News center > News > Headlines > Context
Musk's Grok 3 is not the "cleverest on Earth" yet, but it is indeed the richest
Editor
2025-02-20 18:05 8,367

Musk's Grok 3 is not the

Image source: Generated by Unbounded AI

The "smarst AI on Earth" Grok 3, which Musk mentioned, is here.

In a live broadcast of millions of people watching, Musk released Grok 3, and he participated in the release of two Chinese researchers, namely xAI co-founder Tony Wu and Jimmy Ba . Judging from the benchmark test, Grok 3 is indeed amazingly strong, and from the perspective of capital investment, the computing power cluster of 200,000 GPUs behind it is also shocking.

The release of Grok 3 includes a series of models: Grok 3, Grok 3 mini, as well as updates such as Inference Mode (Think), DeepSearch, Big Brain, etc.

#01. The name of "smarttest AI" comes from the list, how to test the actual test

p>

In terms of benchmark evaluation, Grok 3 performs better than other models such as GPT-4o, Gemini-2 Pro, Claude3.5 Sonnet, DeepSeek-V3, etc. in benchmarks in mathematical reasoning, STEM and science fields. Even the smaller version of the Grok 3 Mini is at the top level.

Early versions of Grok 3 also scored high in the Chatbot Arena, a crowdsourcing test platform where different AI models compete with each other and users vote for the best answer, Grok- 3 is the first model to break through 1400 points and ranks first in all categories.

Grok's MMILU score has increased rapidly since its release in 2023, especially in 2024, reaching a significant breakthrough in Grok 2, showing a rapid catch-up and improvement compared with the GPT series.

"Grok 3 has a very strong reasoning ability, so in the tests we have conducted so far, the Grok 3 outperforms any released product we already know, which is a good sign," Ma Ske said via video call at the World Government Summit in Dubai last week.

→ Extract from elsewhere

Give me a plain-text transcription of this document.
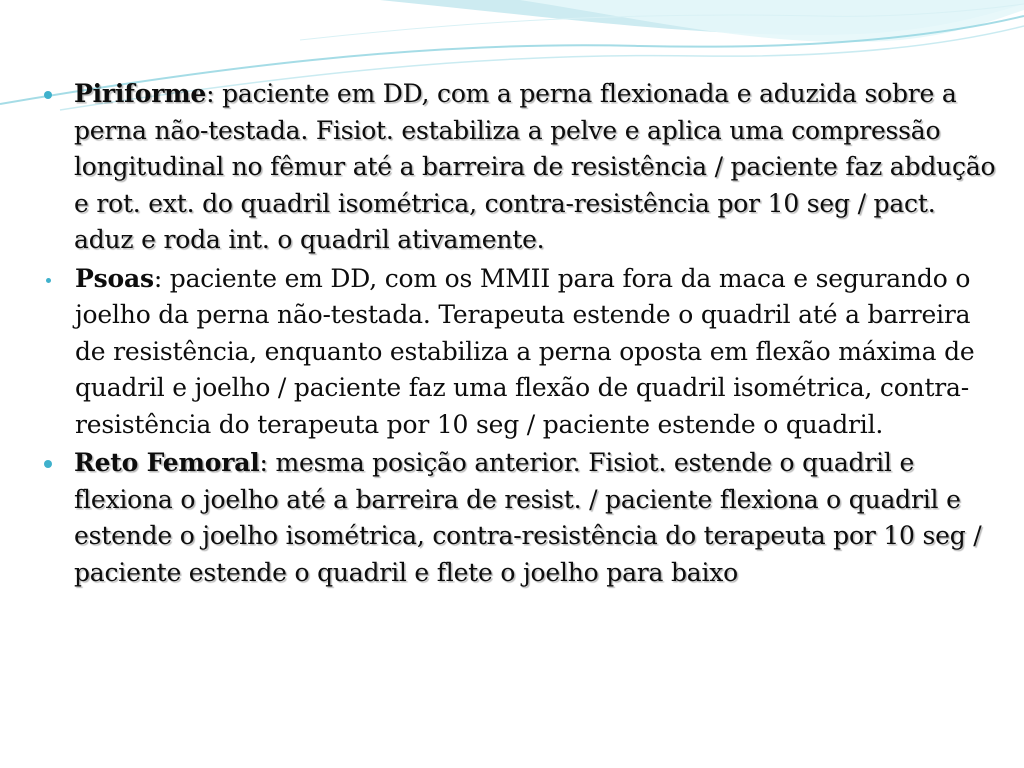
Piriforme: paciente em DD, com a perna flexionada e aduzida sobre a perna não-testada. Fisiot. estabiliza a pelve e aplica uma compressão longitudinal no fêmur até a barreira de resistência / paciente faz abdução e rot. ext. do quadril isométrica, contra-resistência por 10 seg / pact. aduz e roda int. o quadril ativamente.
Psoas: paciente em DD, com os MMII para fora da maca e segurando o joelho da perna não-testada. Terapeuta estende o quadril até a barreira de resistência, enquanto estabiliza a perna oposta em flexão máxima de quadril e joelho / paciente faz uma flexão de quadril isométrica, contra-resistência do terapeuta por 10 seg / paciente estende o quadril.
Reto Femoral: mesma posição anterior. Fisiot. estende o quadril e flexiona o joelho até a barreira de resist. / paciente flexiona o quadril e estende o joelho isométrica, contra-resistência do terapeuta por 10 seg / paciente estende o quadril e flete o joelho para baixo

Grok 3 has also introduced the inference mode (Think), through Grok 3 Reasoning and Grok 3 mini Reasoning, it can think like inference models such as DeepSeek- R1. Grok 3's model can solve complex problems by considering all possible solutions, self-criticism, validating solutions, backtracking, thinking from first principles, and more. However, to prevent distillation, part of the reasoning process of Grok 3 is blurred.

Grok 3 Reasoning is popular in multipleThe best version of the benchmarks surpassed the o3-mini - o3-mini-high, which includes the new mathematical benchmark AIME2025.

The team demonstrated using Grok 3's Think mode to generate an animated 3D drawing about launching from Earth to Mars and then returning to Earth, showing the trajectory of the next launch window.

In the demonstration, Grok 3 provides a Python script using Matplotlib and explains the code. The code seems to solve Kepler's law numerically. After the code runs, Grok animates the two planets, Earth and Mars, using small green spheres to represent the spacecraft's journey between them.

The demonstration was generated on site, so there was no verification that the solution was completely correct, but Musk's statement, wearing a pendant showing Earth's Mars transfer orbit, was close to the actual solution.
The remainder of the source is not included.